Two-Step Acoustophoresis Separation of Live Tumor Cells from Whole Blood.

Abstract

There is an unmet clinical need to extract living circulating tumor cells (CTCs) for functional studies and in vitro expansion to enable drug testing and predict responses to therapy in metastatic cancer. Here, we present a novel two-step acoustophoresis (A2) method for isolation of unfixed, viable cancer cells from red blood cell (RBC) lysed whole blood. The A2 method uses an initial acoustofluidic preseparation step to separate cells based on their acoustic mobility. This acoustofluidic step enriches viable cancer cells in a central outlet, but a significant number of white blood cells (WBCs) remain in the central outlet fraction due to overlapping acoustophysical properties of these viable cells. A subsequent purging step was employed to remove contaminating WBCs through negative selection acoustophoresis with anti-CD45-functionalized negative acoustic contrast particles. We processed 1 mL samples of 1:1 diluted RBC lysed whole blood mixed with 10 000 DU145 cells through the A2 method.
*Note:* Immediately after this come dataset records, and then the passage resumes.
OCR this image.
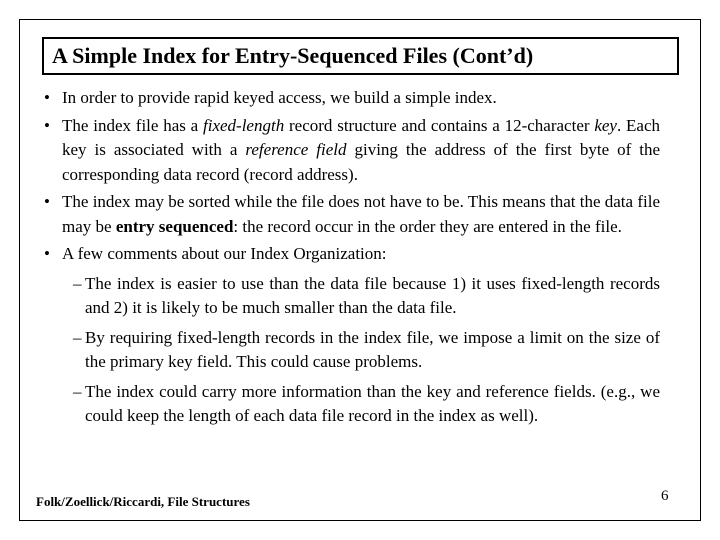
A Simple Index for Entry-Sequenced Files (Cont’d)
• In order to provide rapid keyed access, we build a simple index.
• The index file has a fixed-length record structure and contains a 12-character key. Each key is associated with a reference field giving the address of the first byte of the corresponding data record (record address).
• The index may be sorted while the file does not have to be. This means that the data file may be entry sequenced: the record occur in the order they are entered in the file.
• A few comments about our Index Organization:
– The index is easier to use than the data file because 1) it uses fixed-length records and 2) it is likely to be much smaller than the data file.
– By requiring fixed-length records in the index file, we impose a limit on the size of the primary key field. This could cause problems.
– The index could carry more information than the key and reference fields. (e.g., we could keep the length of each data file record in the index as well).
Folk/Zoellick/Riccardi, File Structures	6
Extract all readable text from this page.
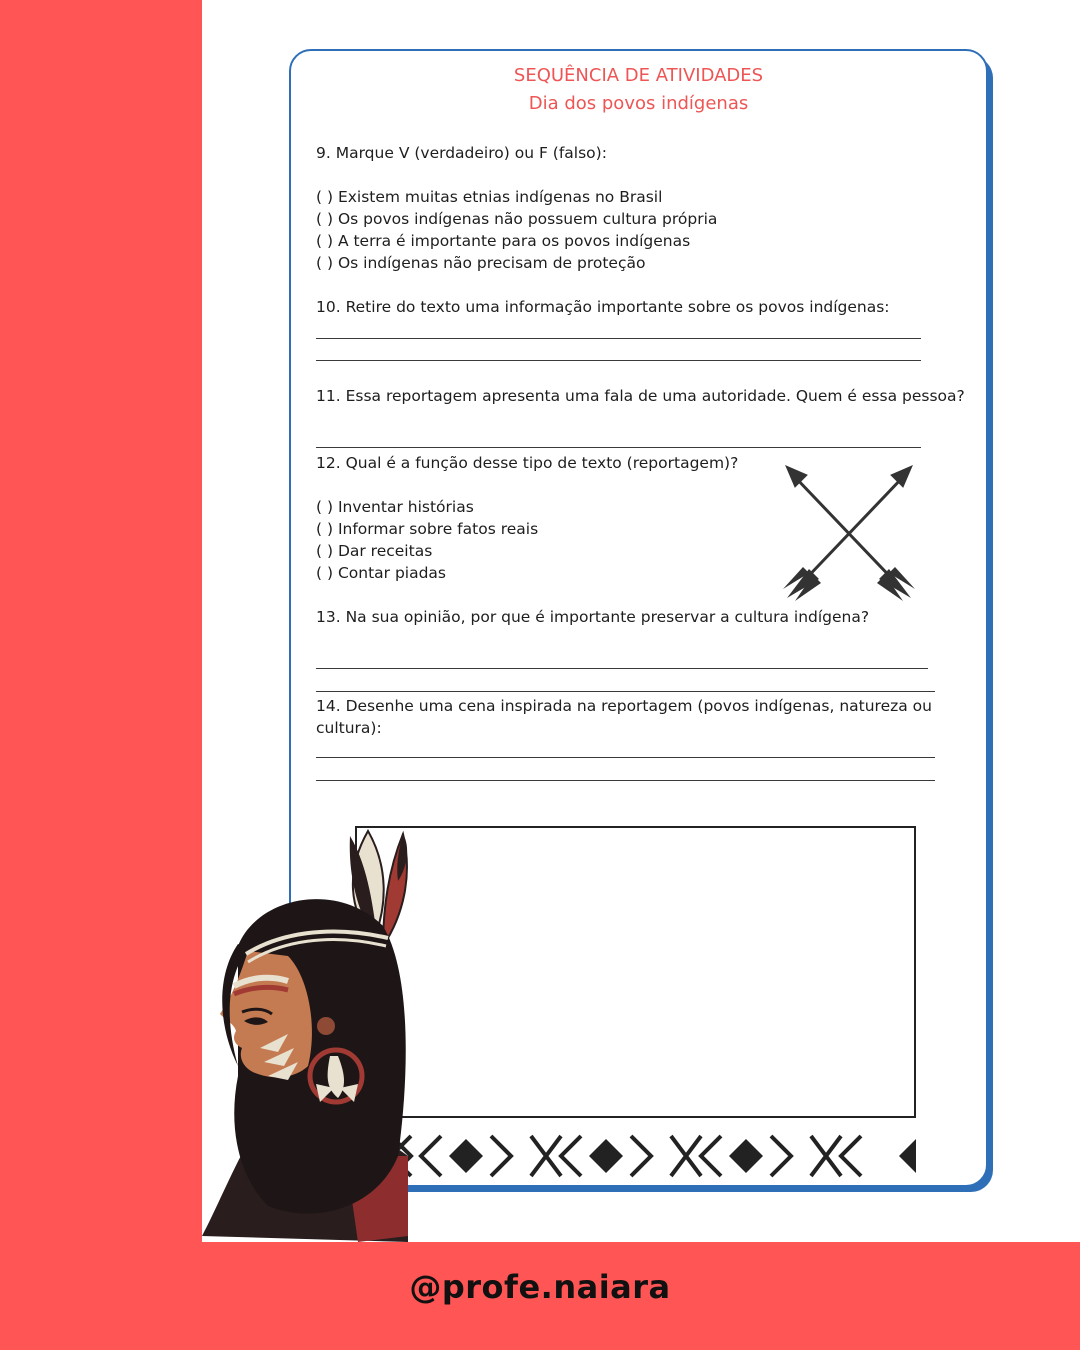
SEQUÊNCIA DE ATIVIDADES
Dia dos povos indígenas
9. Marque V (verdadeiro) ou F (falso):
( ) Existem muitas etnias indígenas no Brasil
( ) Os povos indígenas não possuem cultura própria
( ) A terra é importante para os povos indígenas
( ) Os indígenas não precisam de proteção
10. Retire do texto uma informação importante sobre os povos indígenas:
11. Essa reportagem apresenta uma fala de uma autoridade. Quem é essa pessoa?
12. Qual é a função desse tipo de texto (reportagem)?
( ) Inventar histórias
( ) Informar sobre fatos reais
( ) Dar receitas
( ) Contar piadas
13. Na sua opinião, por que é importante preservar a cultura indígena?
14. Desenhe uma cena inspirada na reportagem (povos indígenas, natureza ou cultura):
@profe.naiara
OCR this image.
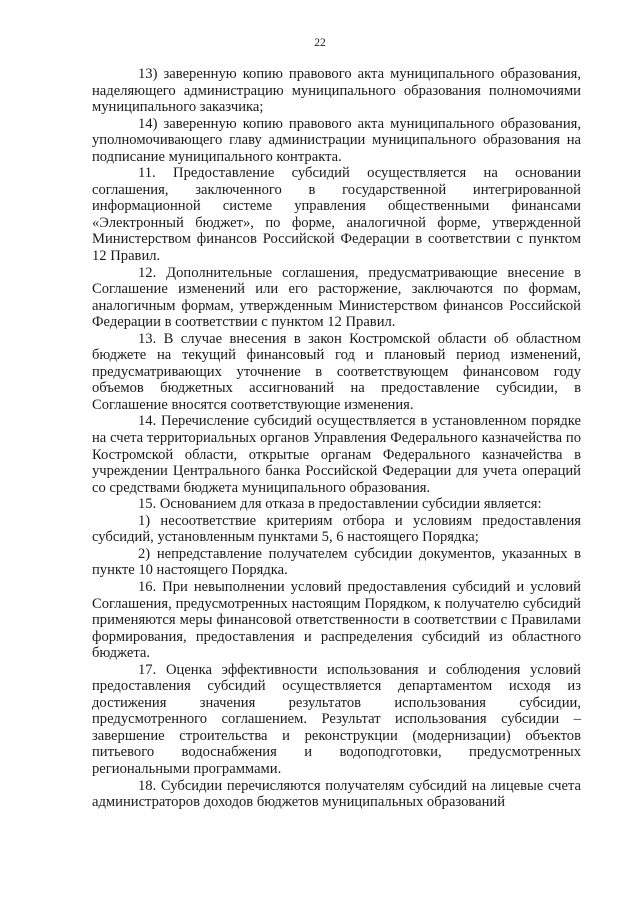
22

13) заверенную копию правового акта муниципального образования, наделяющего администрацию муниципального образования полномочиями муниципального заказчика;

14) заверенную копию правового акта муниципального образования, уполномочивающего главу администрации муниципального образования на подписание муниципального контракта.

11. Предоставление субсидий осуществляется на основании соглашения, заключенного в государственной интегрированной информационной системе управления общественными финансами «Электронный бюджет», по форме, аналогичной форме, утвержденной Министерством финансов Российской Федерации в соответствии с пунктом 12 Правил.

12. Дополнительные соглашения, предусматривающие внесение в Соглашение изменений или его расторжение, заключаются по формам, аналогичным формам, утвержденным Министерством финансов Российской Федерации в соответствии с пунктом 12 Правил.

13. В случае внесения в закон Костромской области об областном бюджете на текущий финансовый год и плановый период изменений, предусматривающих уточнение в соответствующем финансовом году объемов бюджетных ассигнований на предоставление субсидии, в Соглашение вносятся соответствующие изменения.

14. Перечисление субсидий осуществляется в установленном порядке на счета территориальных органов Управления Федерального казначейства по Костромской области, открытые органам Федерального казначейства в учреждении Центрального банка Российской Федерации для учета операций со средствами бюджета муниципального образования.

15. Основанием для отказа в предоставлении субсидии является:

1) несоответствие критериям отбора и условиям предоставления субсидий, установленным пунктами 5, 6 настоящего Порядка;

2) непредставление получателем субсидии документов, указанных в пункте 10 настоящего Порядка.

16. При невыполнении условий предоставления субсидий и условий Соглашения, предусмотренных настоящим Порядком, к получателю субсидий применяются меры финансовой ответственности в соответствии с Правилами формирования, предоставления и распределения субсидий из областного бюджета.

17. Оценка эффективности использования и соблюдения условий предоставления субсидий осуществляется департаментом исходя из достижения значения результатов использования субсидии, предусмотренного соглашением. Результат использования субсидии – завершение строительства и реконструкции (модернизации) объектов питьевого водоснабжения и водоподготовки, предусмотренных региональными программами.

18. Субсидии перечисляются получателям субсидий на лицевые счета администраторов доходов бюджетов муниципальных образований
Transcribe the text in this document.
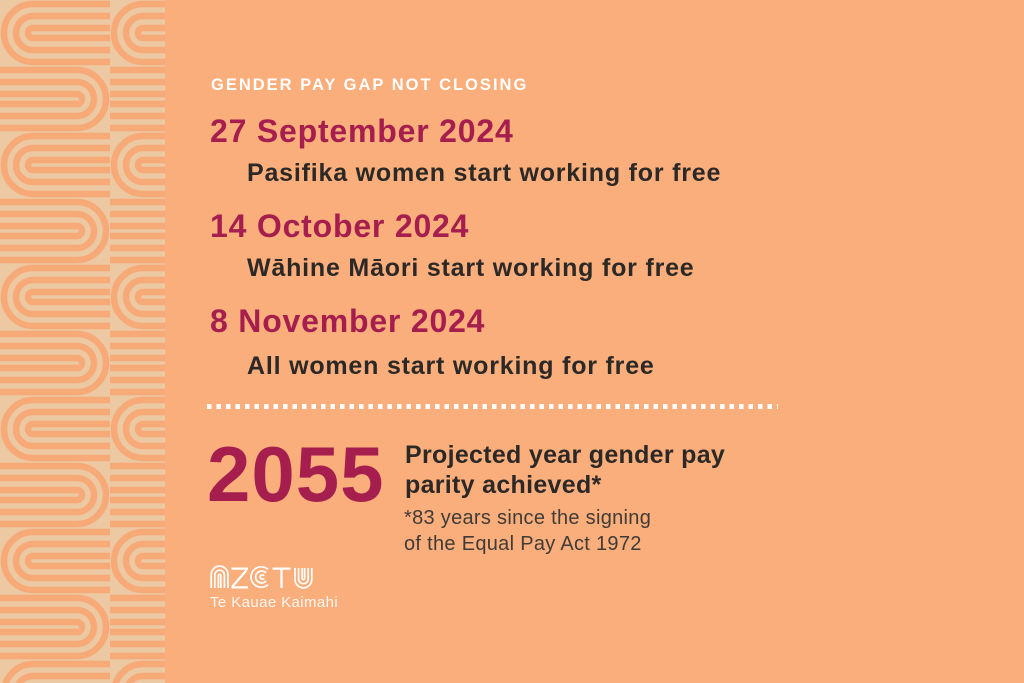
GENDER PAY GAP NOT CLOSING
27 September 2024
Pasifika women start working for free
14 October 2024
Wāhine Māori start working for free
8 November 2024
All women start working for free
2055 Projected year gender pay
parity achieved*
*83 years since the signing
of the Equal Pay Act 1972
Te Kauae Kaimahi
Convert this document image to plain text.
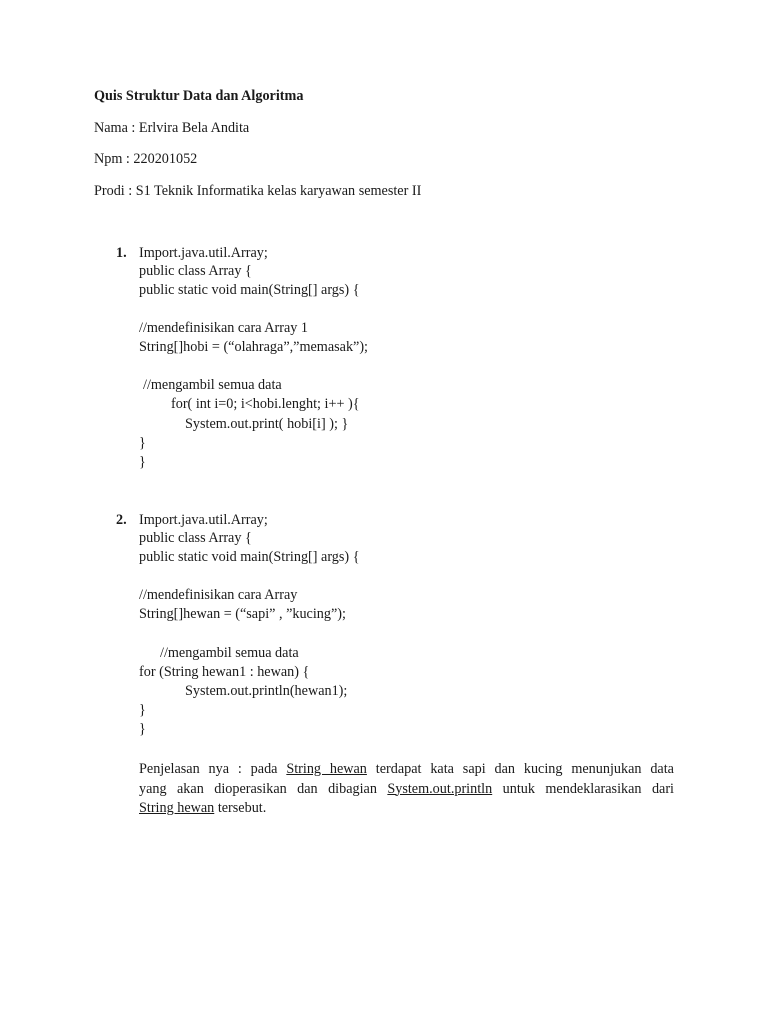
Quis Struktur Data dan Algoritma
Nama : Erlvira Bela Andita
Npm : 220201052
Prodi : S1 Teknik Informatika kelas karyawan semester II
1. Import.java.util.Array;
public class Array {
public static void main(String[] args) {
//mendefinisikan cara Array 1
String[]hobi = (“olahraga”,”memasak”);
//mengambil semua data
for( int i=0; i<hobi.lenght; i++ ){
System.out.print( hobi[i] ); }
}
}
2. Import.java.util.Array;
public class Array {
public static void main(String[] args) {
//mendefinisikan cara Array
String[]hewan = (“sapi” , ”kucing”);
//mengambil semua data
for (String hewan1 : hewan) {
System.out.println(hewan1);
}
}
Penjelasan nya : pada String hewan terdapat kata sapi dan kucing menunjukan data
yang akan dioperasikan dan dibagian System.out.println untuk mendeklarasikan dari
String hewan tersebut.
Additional experiments were performed using 1000 DU145 cells spiked into 1.5 × 106 WBCs in 1 mL of buffer to further elucidate the dynamic range of the method. Using samples with 10 000 DU145 cells, we obtained 459 ± 188-fold depletion of WBC and 42% recovery of viable cancer cells. Based on spiked samples with 1000 DU145 cells, our cancer cell recovery was 28% with 247 ± 156-fold WBC depletion corresponding to a depletion efficacy of ≥99.5%. The novel A2 method provides extensive elimination of WBCs combined with the gentle recovery of viable cancer cells suitable for downstream functional analyses and in vitro culture.